A few thoughts on SGU 1.11...

Apr 03, 2010 01:17

For one, I'm kind of thanking the creators right now for the characterization of Young. Because I've been roleplaying him for several months now, and have amassed more material of him written by me than I've seen material of him written by the showrunners (comment count on Young's journal is 2,723 comments posted, in total). With a proportion like that, it's really, really easy to make characterization start to drift away from the show's original plan for him.

That said - the show followed my expectations for Young exactly. And boy was it weird seeing him from the outside, instead of writing him myself.

Anyway.

There were a few things I found very interesting about this episode.

Young/TJ, for starters. TJ, in the beginning, seemed to instinctively understand a little about Young. And she misapplied it to the situation, but her insistence that he talk to her was genuine. And he knew it was genuine. By the end of the episode, I think he also knew that he needed to reach out to someone -- but he stopped, just short of doing so. And there's no real explanation for that besides him stopping for her. Out of consideration for her, and her place on the Destiny, which is already awkward enough just with his presence.

Next, Young and Rush. I have a lot of complicated thoughts on them that I could tl;dr about for hours, but a few highlights:

- Young must have been aware of his limited options, in fighting that alien ship. He couldn't run -- the ship couldn't go back to FTL. The shields wouldn't last indefinitely. He had to take that ship out, or lose the fight. He spent the entire first half of the fight trying to get the weapons online. When Chloe was captured, he paused for what couldn't have been more than half an hour, in total, taking one wild, grasping chance that he could maybe rescue her via the communication stones.

- When Young saw Rush, he broke him out almost immediately. Moment of shock, then going for and grabbing the pipe, and busting the tank open. What I think? Young realized that Rush, here, increased his chances of rescuing Chloe about a billion times.

- When Rush offered the telepathic connection, Young accepted. If he wanted to kill Rush, he would have done so then. He wouldn't have let Rush get in his head. But telepathy, in this case, was the only way to communicate.

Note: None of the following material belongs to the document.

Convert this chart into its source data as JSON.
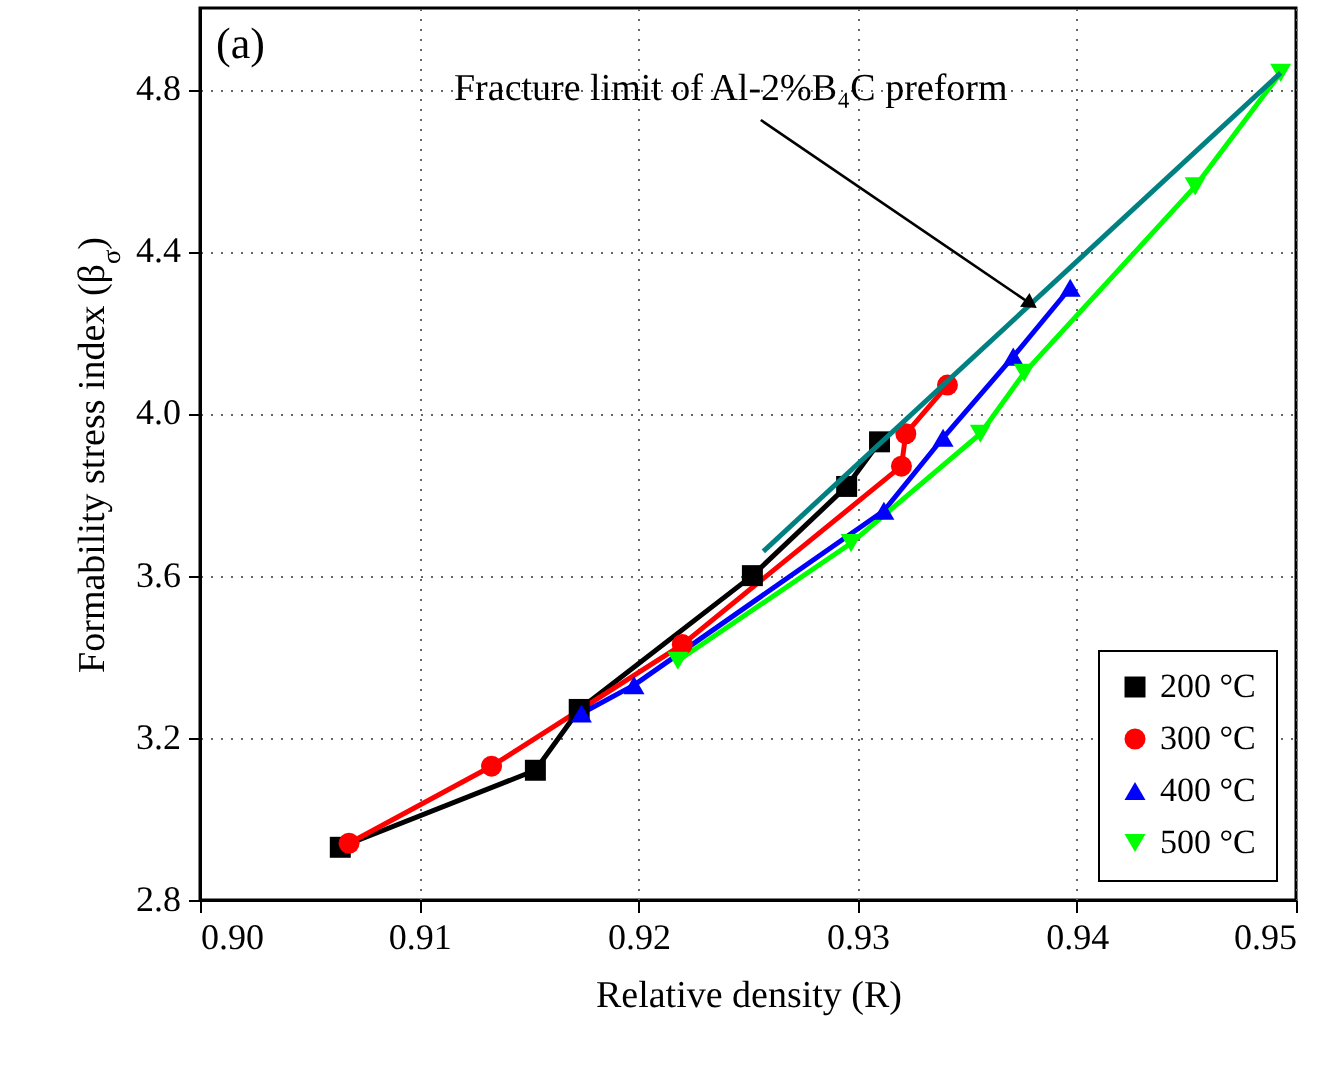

- Rush said that he could resist the alien's telepathic probes. Besides serving as an excuse for alien ignorance later on, this may also mean that the 'sender' has control over what the 'receiver' gets, on the telepathic device. And I'll note that when Young put on that device, the flashes that Rush saw were the accident that first brought Young to the alien ship, Young using the communication stones to duplicate the accident and Young's memory of telling Rush and Greer to cease fire because Chloe was a captive. It's as though Young was saying It's me, it's Colonel Young, go get Chloe. That communication gave Rush and Chloe both a chance of getting off the ship.

- When Young got back, his first instinct was to get the hell back with Rush, presumably to help him escape (since, if he wanted to kill Rush, he could have done so already). When that option was closed off, opening fire on the ship was his only choice for survival. Destiny, and her crew, had to be preserved, and beating the aliens was the only way to do that.

- Rush, immediately upon entering the ship, and upon being greeted by a "Colonel Young said you were dead" from Greer, asked what Young's story was. What Young said caused his death. This means that Rush was already planning to follow Young's story. Somewhere in between Young saving his life and getting back to the ship, Rush decided to lie.

- Rush isn't afraid, in the conversation with Young. A lot of post-Justice fanfic has Rush as traumatized and afraid. Instead, Rush goes to Young first. He steps inside Young's quarters. He goes deep into Young's quarters, in fact, allowing Young to get between him and the exit with no real hint of distress. He smiles when Young says that firing on the ship was for 'the greater good'. I think he believes Young. I'm not sure Young believes that Rush believes him.

- The last thing Rush says -- 'For the crew' -- is much softer than anything else he says. The look in his eyes isn't confident. Maybe a little fear there. Maybe disappointment. Maybe something else.

- As for Rush's last conversation with Wray -- I'd just like to note that Rush's options are very, very open, here. Wray thinks that he's on her side against Young. Young feels as though he and Rush are currently the key to keeping this ship together and alive. Both of them need him. It's up to him to decide which one of them he needs more. I'm not going to throw down an opinion of which side I think he's on. I don't think he has to decide which side he's on, yet. I'm not sure he ever will.

Wow, that turned out long. Okay, that's all for now.